No sangue periférico podem ser observados eritrócitos com “espículas” irregulares, tal como acontece em doentes com insuficiência renal crónica.

4. Carência de vitamina E

Nestas situações de carência verifica-se sensibilidade anormal dos lípidos da membrana ao estresse oxidante; como exemplos desta carência citam-se: a que surge em recém-nascidos com antecedentes de prematuridade não suplementados com a referida vitamina, sendo que tal carência pode ser agravada pela administração de ferro (agente oxidante); má-nutrição; síndromas de má-absorção (incluindo a fibrose quística); regime transfusional intensivo traduzindo-se por suprimento elevado em ferro.

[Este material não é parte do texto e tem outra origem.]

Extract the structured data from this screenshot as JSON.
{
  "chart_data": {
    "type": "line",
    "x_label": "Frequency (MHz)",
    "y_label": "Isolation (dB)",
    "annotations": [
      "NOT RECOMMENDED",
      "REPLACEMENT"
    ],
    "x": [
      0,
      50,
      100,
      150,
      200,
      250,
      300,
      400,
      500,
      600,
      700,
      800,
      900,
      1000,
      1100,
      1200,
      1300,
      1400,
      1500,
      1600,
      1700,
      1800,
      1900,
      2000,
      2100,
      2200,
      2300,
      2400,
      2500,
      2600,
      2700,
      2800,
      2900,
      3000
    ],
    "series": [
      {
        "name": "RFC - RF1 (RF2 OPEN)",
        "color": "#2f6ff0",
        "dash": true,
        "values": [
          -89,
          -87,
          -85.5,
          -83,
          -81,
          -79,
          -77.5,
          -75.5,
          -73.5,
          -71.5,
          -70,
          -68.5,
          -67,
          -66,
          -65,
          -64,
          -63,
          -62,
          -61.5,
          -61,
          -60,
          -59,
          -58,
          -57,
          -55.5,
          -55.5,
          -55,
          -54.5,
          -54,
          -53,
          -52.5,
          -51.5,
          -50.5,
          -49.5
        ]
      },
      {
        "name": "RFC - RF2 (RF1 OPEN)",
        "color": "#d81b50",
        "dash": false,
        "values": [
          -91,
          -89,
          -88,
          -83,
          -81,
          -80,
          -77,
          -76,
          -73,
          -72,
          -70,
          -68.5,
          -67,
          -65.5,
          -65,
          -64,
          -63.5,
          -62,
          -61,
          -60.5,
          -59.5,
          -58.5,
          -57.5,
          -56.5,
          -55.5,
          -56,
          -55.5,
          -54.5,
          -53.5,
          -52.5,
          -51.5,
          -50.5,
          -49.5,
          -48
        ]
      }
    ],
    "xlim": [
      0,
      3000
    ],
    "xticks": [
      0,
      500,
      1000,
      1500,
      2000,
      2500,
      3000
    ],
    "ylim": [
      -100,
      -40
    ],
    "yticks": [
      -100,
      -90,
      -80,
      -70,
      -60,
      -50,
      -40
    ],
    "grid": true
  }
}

5. Infecções sistémicas e parasitoses

Numerosas infecções bacterianas sistémicas (por ex. por Clostridium perfrigens e Haemophilus influenzae do tipo b) originam hemólise por libertação de hemolisinas eritrocitárias, do que resulta hemoglobinémia e hemoglobinúria.

Nos casos de anemias por protozoários (por ex. malária) verifica-se destruição directa dos eritrócitos pelos plasmódios que os parasitam.

6. Agentes físicos

Sendo discutível a acção das radiações ionizantes, é aceite a acção da hipertermia ou das queimaduras; com efeito, temperaturas da ordem dos 50ºC originam eritrócitos esferocíticos e fragmentados, com diminuição da resistência osmótica.

7. Outros exemplos

Importa uma referência a: hiperseplenismo de diversas causas provocando sequestração de eritrócitos; próteses valvulares pós-cirurgia cardíaca em que os eritrócitos contactam com superfície não endotelial; e a fluxo sanguíneo elevado no contexto de hemangiomas gigantes (síndroma de Kasabach-Merritt).

O estudo morfológico do sangue periférico evidencia eritrócitos fragmentados, microsferócitos, policromasia e eritrócitos em forma de lágrima.

Manifestações clínicas e diagnóstico

Cada um dos quadros clínicos sucintamente descritos poderá apresentar variações quanto a manifestações clínicas. Contudo, em todos existe de comum sintomatologia de anemia hemolítica: anemia, icterícia e reticulocitose.

Tratamento

O tratamento deve ser o da causa desencadeante (por ex. CIVD ou SHU), associado a transfusões de concentrado eritrocitário, combatendo a anemia.

Tratando-se de tóxicos como factores desencadeantes, importa removê-los.

Nas situações associadas a microangiopatia, está indicada a utilização de anticorpo monoclonal anti-C5, como o eculizumab.